The Clark County Historical Museum serves as one of the downtown gateways to community history for visitors. Approximately one-third of the people who come to view exhibits at the historic Carnegie Library headquarters are from out of the area. Museum staff makes a special effort to present exhibits that will help people find connections with other places in the community. As Executive Director Brad Richardson notes: “Assisting tourists is a vital component of our work. When people come to a community, whether as tourists or because they are thinking about moving here, it is natural for them to want to know about its past and how that connects to the present.”

The Historic Trust’s visitor roster mirrors the Museum’s in that approximately 38% of guests are from outside the area. Trust tours of Officers Row and environs, Providence Academy, and Marshall House, and exhibits and public programs such as Vancouver’s Chautauqua draw visitors seeking heritage experiences focused on military and social history, and the inspiring legacy of the Sisters of Providence – as well as those coming for athletic events, civic celebrations, and patriotic observances.

Fort Vancouver National Historic Site is one of the Vancouver/Portland metro area’s most visited places. The park’s vibrant educational tours, programs, heritage garden, Pearson Air Museum, and living history demonstrations attract well over 1,000,000 visitors a year, of which more than 50% are from outside the area. The Visitor Center is often the first place that tourists go when they arrive in town, and NPS staff and the volunteer Friends of Fort Vancouver provide a warm and knowledgeable welcome. Mary Rose, executive director of the Friends finds that “While we live in exciting times with a changing heritage — that is not unusual to this Site.

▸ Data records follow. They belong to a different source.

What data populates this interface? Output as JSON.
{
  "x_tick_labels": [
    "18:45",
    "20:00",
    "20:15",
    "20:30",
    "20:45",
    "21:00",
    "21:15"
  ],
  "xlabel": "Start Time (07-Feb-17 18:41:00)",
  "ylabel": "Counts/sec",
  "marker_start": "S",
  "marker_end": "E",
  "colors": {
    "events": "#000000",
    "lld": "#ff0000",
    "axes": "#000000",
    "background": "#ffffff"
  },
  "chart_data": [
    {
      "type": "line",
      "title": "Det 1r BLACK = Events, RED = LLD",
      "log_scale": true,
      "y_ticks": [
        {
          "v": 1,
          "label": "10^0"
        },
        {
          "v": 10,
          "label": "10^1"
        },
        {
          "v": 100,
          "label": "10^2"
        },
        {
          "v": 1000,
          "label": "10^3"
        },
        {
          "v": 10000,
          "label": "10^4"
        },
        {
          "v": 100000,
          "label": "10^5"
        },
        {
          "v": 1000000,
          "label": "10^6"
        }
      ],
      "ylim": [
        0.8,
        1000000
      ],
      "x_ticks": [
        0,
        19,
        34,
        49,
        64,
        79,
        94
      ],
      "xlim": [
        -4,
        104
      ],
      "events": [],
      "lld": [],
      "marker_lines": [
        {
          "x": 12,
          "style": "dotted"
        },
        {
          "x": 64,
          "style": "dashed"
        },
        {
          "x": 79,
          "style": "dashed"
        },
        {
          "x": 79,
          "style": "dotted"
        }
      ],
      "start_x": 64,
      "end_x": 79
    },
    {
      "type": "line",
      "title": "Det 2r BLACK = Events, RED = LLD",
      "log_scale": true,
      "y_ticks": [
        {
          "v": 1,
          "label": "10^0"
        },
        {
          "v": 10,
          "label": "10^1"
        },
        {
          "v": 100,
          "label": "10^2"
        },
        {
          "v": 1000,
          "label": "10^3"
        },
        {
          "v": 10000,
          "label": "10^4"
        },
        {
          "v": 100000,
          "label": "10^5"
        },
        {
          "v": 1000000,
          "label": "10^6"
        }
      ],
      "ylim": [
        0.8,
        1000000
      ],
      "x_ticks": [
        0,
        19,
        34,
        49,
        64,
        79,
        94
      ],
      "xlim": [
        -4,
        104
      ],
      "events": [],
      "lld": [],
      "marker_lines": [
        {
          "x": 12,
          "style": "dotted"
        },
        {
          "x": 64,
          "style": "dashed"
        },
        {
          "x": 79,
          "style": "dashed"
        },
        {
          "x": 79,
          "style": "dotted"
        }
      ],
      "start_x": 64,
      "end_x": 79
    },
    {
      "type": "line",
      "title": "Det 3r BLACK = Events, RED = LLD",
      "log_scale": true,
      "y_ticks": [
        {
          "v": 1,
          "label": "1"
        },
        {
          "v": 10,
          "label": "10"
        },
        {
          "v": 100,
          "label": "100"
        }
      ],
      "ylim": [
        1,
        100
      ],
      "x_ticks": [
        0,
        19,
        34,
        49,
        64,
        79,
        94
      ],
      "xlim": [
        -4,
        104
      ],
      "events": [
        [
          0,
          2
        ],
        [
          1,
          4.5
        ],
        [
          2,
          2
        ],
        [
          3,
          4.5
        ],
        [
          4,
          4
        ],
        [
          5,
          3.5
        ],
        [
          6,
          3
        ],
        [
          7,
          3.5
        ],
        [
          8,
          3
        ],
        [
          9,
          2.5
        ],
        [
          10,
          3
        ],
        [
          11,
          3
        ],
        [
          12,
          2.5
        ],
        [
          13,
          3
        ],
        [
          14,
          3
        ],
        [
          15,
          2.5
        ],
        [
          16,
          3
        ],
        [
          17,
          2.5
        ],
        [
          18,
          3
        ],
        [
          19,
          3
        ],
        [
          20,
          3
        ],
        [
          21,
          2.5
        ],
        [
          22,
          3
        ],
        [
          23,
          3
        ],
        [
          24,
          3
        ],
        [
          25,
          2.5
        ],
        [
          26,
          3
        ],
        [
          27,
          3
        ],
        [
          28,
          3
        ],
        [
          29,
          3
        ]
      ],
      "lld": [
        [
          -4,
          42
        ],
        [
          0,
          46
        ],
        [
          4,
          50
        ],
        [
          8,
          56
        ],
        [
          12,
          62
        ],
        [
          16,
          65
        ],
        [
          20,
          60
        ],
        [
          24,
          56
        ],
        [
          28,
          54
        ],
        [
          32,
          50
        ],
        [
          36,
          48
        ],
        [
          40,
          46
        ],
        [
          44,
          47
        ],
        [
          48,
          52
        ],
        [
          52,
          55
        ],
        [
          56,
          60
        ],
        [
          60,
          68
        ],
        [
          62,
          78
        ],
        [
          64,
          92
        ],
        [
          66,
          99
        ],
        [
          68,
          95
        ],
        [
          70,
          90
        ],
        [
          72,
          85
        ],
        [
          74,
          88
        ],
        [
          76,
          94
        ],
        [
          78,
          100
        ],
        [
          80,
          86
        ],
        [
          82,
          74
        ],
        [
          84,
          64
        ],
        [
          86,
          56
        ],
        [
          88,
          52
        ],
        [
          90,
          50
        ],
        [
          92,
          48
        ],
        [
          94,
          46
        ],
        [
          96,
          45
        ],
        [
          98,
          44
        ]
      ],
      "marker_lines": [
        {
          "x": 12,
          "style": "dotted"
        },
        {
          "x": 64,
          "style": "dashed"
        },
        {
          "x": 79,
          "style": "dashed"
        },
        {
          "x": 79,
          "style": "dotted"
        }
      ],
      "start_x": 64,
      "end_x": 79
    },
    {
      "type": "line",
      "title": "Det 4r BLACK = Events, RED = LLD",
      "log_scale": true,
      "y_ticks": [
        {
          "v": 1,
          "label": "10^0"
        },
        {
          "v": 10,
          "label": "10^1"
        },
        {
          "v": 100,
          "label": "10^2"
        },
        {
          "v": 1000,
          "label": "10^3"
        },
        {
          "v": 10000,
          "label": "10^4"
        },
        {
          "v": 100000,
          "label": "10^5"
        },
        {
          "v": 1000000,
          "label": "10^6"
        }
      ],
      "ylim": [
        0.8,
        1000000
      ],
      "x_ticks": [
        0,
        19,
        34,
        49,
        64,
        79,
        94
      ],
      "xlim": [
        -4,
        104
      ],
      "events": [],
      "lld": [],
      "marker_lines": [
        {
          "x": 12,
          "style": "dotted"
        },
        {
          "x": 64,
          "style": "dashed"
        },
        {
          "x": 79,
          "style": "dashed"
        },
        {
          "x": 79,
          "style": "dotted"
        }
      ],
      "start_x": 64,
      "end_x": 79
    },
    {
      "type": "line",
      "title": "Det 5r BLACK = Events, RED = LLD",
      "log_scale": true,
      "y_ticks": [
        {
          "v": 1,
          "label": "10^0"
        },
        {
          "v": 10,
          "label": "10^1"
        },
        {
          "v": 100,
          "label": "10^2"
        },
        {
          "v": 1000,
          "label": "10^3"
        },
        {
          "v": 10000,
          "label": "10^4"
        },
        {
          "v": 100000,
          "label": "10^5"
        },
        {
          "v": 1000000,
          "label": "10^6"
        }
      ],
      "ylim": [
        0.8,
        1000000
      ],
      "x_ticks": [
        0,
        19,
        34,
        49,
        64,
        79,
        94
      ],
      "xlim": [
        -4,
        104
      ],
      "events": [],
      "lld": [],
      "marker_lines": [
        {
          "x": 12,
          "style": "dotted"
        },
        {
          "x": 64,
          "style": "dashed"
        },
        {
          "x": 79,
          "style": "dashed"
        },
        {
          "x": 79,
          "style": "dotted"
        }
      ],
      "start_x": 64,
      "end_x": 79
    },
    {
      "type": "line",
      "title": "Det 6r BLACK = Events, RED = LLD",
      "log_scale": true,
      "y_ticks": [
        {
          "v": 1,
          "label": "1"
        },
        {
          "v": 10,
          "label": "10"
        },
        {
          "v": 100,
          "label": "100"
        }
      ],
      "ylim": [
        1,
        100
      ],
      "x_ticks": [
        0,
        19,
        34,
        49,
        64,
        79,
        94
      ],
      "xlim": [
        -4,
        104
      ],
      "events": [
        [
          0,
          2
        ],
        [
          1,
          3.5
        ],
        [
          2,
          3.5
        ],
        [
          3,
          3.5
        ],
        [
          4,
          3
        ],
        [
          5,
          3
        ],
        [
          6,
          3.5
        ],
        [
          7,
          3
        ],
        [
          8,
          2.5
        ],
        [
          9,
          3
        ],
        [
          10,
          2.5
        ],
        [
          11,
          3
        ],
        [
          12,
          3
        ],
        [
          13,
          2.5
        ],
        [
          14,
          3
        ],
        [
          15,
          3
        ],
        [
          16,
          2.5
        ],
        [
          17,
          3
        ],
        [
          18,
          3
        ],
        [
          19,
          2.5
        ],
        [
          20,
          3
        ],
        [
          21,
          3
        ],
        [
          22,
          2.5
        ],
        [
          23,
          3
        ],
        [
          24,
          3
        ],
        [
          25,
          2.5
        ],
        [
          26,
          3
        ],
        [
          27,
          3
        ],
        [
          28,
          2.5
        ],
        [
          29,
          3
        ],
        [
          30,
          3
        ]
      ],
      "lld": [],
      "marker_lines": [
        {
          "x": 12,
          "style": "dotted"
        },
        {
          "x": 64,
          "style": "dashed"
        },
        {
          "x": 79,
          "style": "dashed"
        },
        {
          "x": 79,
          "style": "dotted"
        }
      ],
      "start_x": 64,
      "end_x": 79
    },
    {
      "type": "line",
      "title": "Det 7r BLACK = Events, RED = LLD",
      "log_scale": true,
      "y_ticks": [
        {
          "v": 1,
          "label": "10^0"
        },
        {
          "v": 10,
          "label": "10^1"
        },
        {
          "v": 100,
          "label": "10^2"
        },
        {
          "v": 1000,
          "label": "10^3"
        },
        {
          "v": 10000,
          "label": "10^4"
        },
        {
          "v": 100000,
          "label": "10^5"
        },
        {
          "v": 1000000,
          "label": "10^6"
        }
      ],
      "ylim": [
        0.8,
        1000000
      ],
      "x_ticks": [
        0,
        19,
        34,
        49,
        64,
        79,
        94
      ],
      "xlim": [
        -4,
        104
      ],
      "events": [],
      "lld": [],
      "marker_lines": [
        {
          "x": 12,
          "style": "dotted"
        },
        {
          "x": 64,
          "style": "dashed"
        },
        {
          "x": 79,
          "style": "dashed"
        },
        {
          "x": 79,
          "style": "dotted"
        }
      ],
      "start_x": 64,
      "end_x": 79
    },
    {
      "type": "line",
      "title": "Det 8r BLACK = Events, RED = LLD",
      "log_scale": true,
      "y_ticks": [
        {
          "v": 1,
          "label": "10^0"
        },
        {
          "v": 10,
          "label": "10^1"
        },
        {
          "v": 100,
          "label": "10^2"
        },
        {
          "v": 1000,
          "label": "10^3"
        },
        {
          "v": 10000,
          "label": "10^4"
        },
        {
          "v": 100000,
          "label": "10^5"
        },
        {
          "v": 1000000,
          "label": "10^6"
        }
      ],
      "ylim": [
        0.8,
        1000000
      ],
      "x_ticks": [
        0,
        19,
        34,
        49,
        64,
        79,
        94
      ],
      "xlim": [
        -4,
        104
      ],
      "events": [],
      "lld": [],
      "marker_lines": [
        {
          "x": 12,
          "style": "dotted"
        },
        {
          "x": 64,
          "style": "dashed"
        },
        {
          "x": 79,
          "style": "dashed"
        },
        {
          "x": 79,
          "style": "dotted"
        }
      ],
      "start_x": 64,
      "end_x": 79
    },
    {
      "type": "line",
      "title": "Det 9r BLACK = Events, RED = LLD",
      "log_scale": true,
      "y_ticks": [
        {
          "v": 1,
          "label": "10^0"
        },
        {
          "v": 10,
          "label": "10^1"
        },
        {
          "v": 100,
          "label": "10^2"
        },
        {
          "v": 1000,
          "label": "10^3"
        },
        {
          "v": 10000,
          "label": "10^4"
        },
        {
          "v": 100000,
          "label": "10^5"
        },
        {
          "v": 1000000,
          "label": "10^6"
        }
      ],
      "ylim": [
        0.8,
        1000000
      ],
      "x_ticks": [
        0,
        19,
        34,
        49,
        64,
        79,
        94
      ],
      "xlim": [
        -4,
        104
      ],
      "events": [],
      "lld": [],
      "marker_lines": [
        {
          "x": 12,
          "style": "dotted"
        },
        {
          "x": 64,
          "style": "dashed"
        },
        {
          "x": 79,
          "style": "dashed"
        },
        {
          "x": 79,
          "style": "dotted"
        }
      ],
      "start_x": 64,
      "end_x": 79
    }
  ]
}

Families have lived here for centuries — welcoming travelers and newcomers from afar. In the nineteenth century Native Americans, British, French Canadians…Hawaiians, Scots and American military families all greeted settlers from the Oregon Trail and those who had voyaged around the Horn.”

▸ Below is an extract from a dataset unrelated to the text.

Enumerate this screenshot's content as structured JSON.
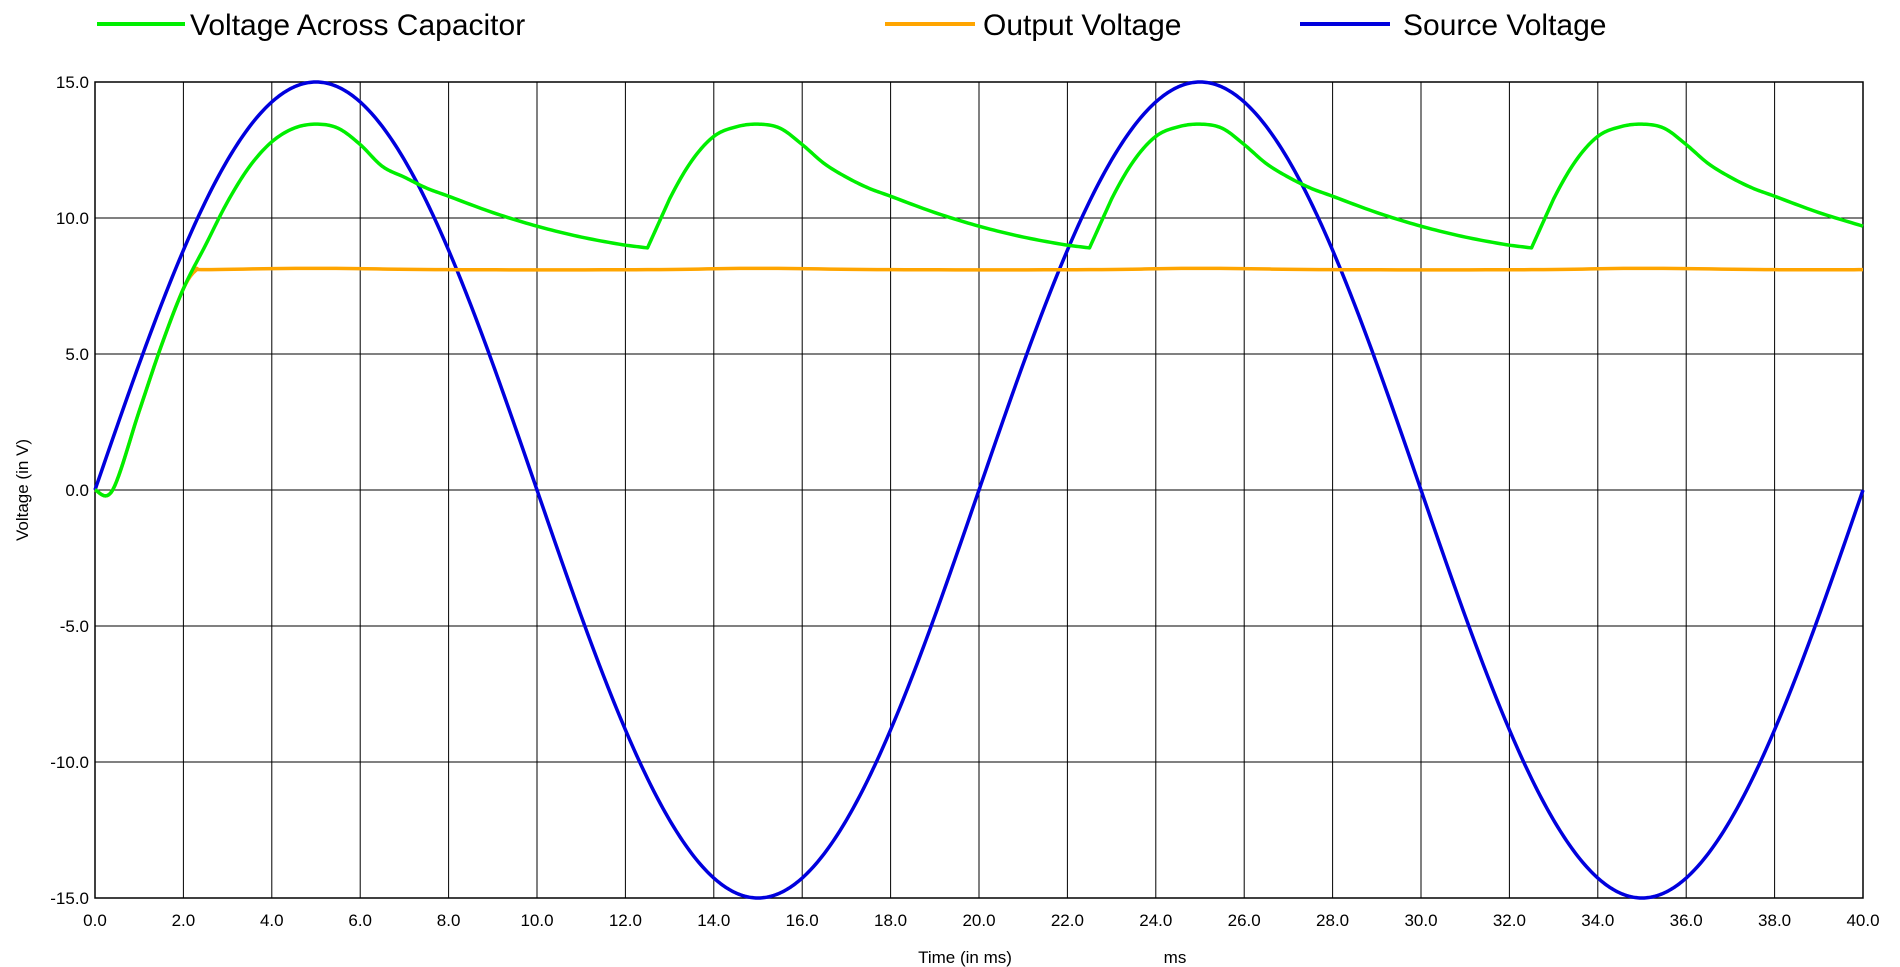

The COVID-19 pandemic has dramatically shifted travel patterns and will continue to do so in unpredictable ways. Fortunately, high-tech options are available to help visitors plan future tours. The free Clark County Historical Sites mobile app created by the Clark County Historic Preservation Commission helps tourists and locals alike connect with heritage locales. It is downloadable through Apple Store and Google Play. The Clark County Historical Museum provides a self-guided Vancouver downtown and environs walking tour at Historic Routes. The tour, which works on iOS and Android, is downloadable for free at the Apple Store and Google Store.

Despite the challenges of the present time, staff and volunteers of local heritage sites look forward to welcoming visitors again, to inspire all with their historic spaces and stories and foster community connectivity and economic growth.